Иван Петрович зашёл в зал и увидел спящего на диване внука. Выключив телевизор, дед укрыл Ваню тонким одеялом. Но сам он не мог уснуть, тревожные мысли одолевали его. И такое случалось хоть и не каждый день, но достаточно часто. Сегодня ещё и внук разворошил его воспоминания. Но идти за снотворным в ванную совсем не хотелось.
Сложно сказать, сколько прошло времени. Иван Петрович задремал. Он вновь оказался в своём детстве, в первые дни войны. Вокруг огонь и дым застилали глаза. Старик, где-то глубоко в подсознании, понимал - это сон. Но будучи в кошмаре испуганным и растерянным мальчишкой, не переставая кашлял из-за едкого дыма, медленно наполнявшего его лёгкие. Иван Петрович вскочил с кровати в поту, теперь он, как и мальчишка во сне, не мог остановить кашель.
   - Дым. Дым. Пожар.
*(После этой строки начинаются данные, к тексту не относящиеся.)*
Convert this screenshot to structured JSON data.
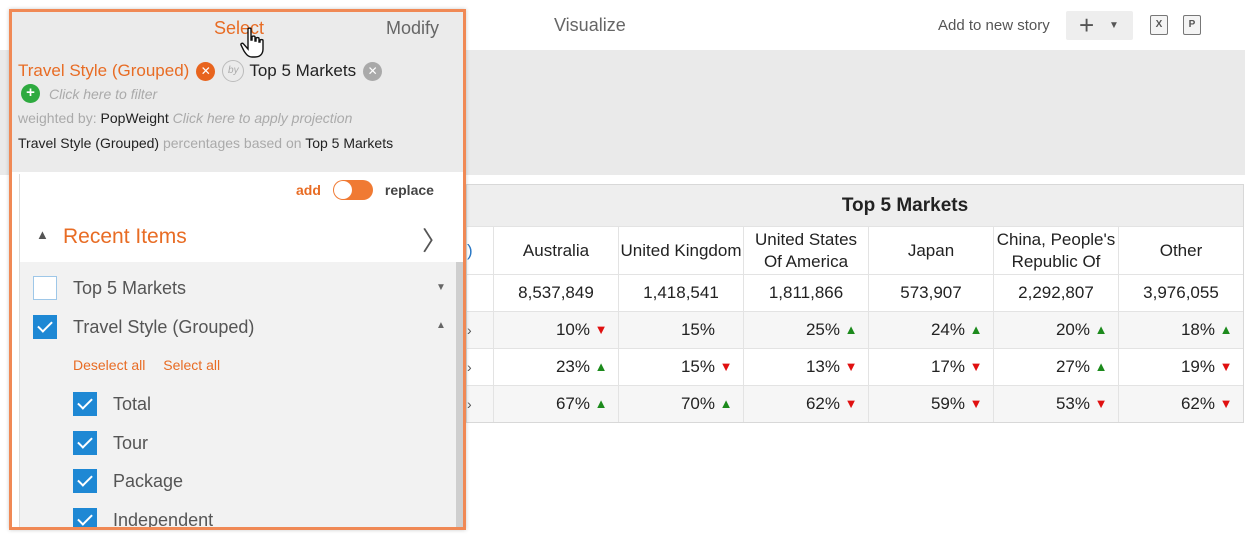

Внучек. – Вырывались невнятные слова у старика.
Страх обуздал сердце пожилого человека, и то укололо жгучей болью в груди. Но Иван Петрович решил - сейчас не время умирать от инфаркта.
   - Ваня, проснись родной. – Старик зажёг свет в зале и тихонько постучал внука по спине.  – Мне ко второму уроку, – мальчик открыл глаза, и уже через секунду те наполнились паникой. – Пожар. Это пожар, деда?
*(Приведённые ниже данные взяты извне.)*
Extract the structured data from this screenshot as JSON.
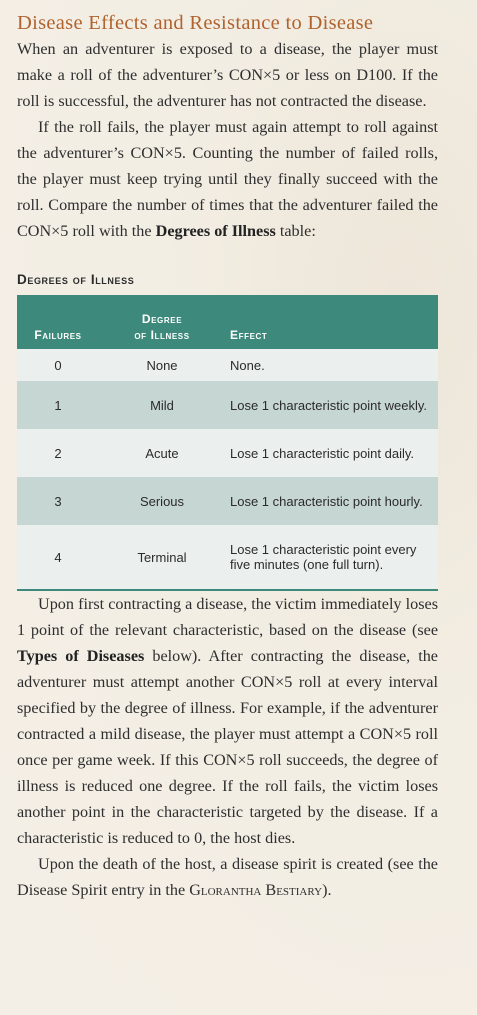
{
  "section": {
    "title": "Disease Effects and Resistance to Disease"
  },
  "intro": {
    "p1": "When an adventurer is exposed to a disease, the player must make a roll of the adventurer’s CON×5 or less on D100. If the roll is successful, the adventurer has not contracted the disease.",
    "p2_start": "If the roll fails, the player must again attempt to roll against the adventurer’s CON×5. Counting the number of failed rolls, the player must keep trying until they finally succeed with the roll. Compare the number of times that the adventurer failed the CON×5 roll with the ",
    "p2_bold": "Degrees of Illness",
    "p2_end": " table:"
  },
  "table": {
    "title": "Degrees of Illness",
    "headers": {
      "failures": "Failures",
      "degree_line1": "Degree",
      "degree_line2": "of Illness",
      "effect": "Effect"
    },
    "rows": [
      {
        "failures": "0",
        "degree": "None",
        "effect": "None."
      },
      {
        "failures": "1",
        "degree": "Mild",
        "effect": "Lose 1 characteristic point weekly."
      },
      {
        "failures": "2",
        "degree": "Acute",
        "effect": "Lose 1 characteristic point daily."
      },
      {
        "failures": "3",
        "degree": "Serious",
        "effect": "Lose 1 characteristic point hourly."
      },
      {
        "failures": "4",
        "degree": "Terminal",
        "effect": "Lose 1 characteristic point every five minutes (one full turn)."
      }
    ]
  },
  "after": {
    "p3_start": "Upon first contracting a disease, the victim immediately loses 1 point of the relevant characteristic, based on the disease (see ",
    "p3_bold": "Types of Diseases",
    "p3_end": " below). After contracting the disease, the adventurer must attempt another CON×5 roll at every interval specified by the degree of illness. For example, if the adventurer contracted a mild disease, the player must attempt a CON×5 roll once per game week. If this CON×5 roll succeeds, the degree of illness is reduced one degree. If the roll fails, the victim loses another point in the characteristic targeted by the disease. If a characteristic is reduced to 0, the host dies.",
    "p4_start": "Upon the death of the host, a disease spirit is created (see the Disease Spirit entry in the ",
    "p4_smallcaps": "Glorantha Bestiary",
    "p4_end": ")."
  }
}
   - Да. – Скупо ответил Иван Петрович. – Помнишь наш разговор о страхе.
   - Помню. – Кивнул Ваня.
   Дед принёс с кухни чайник и облил водой одеяло. Иван Петрович за всю войну видел множество пожаров. Он прекрасно понимал, как ведёт себя дым и огонь. И по задымлению верхнего этажа старый солдат понимал – шанс выбраться есть.
   - Обувайся и возьми одеяло. – Приказал старик внуку. – Звоним во все квартиры по пути и быстро на улицу.
   Иван Петрович отпер дверь и будто услышал вновь, раскатистое ура.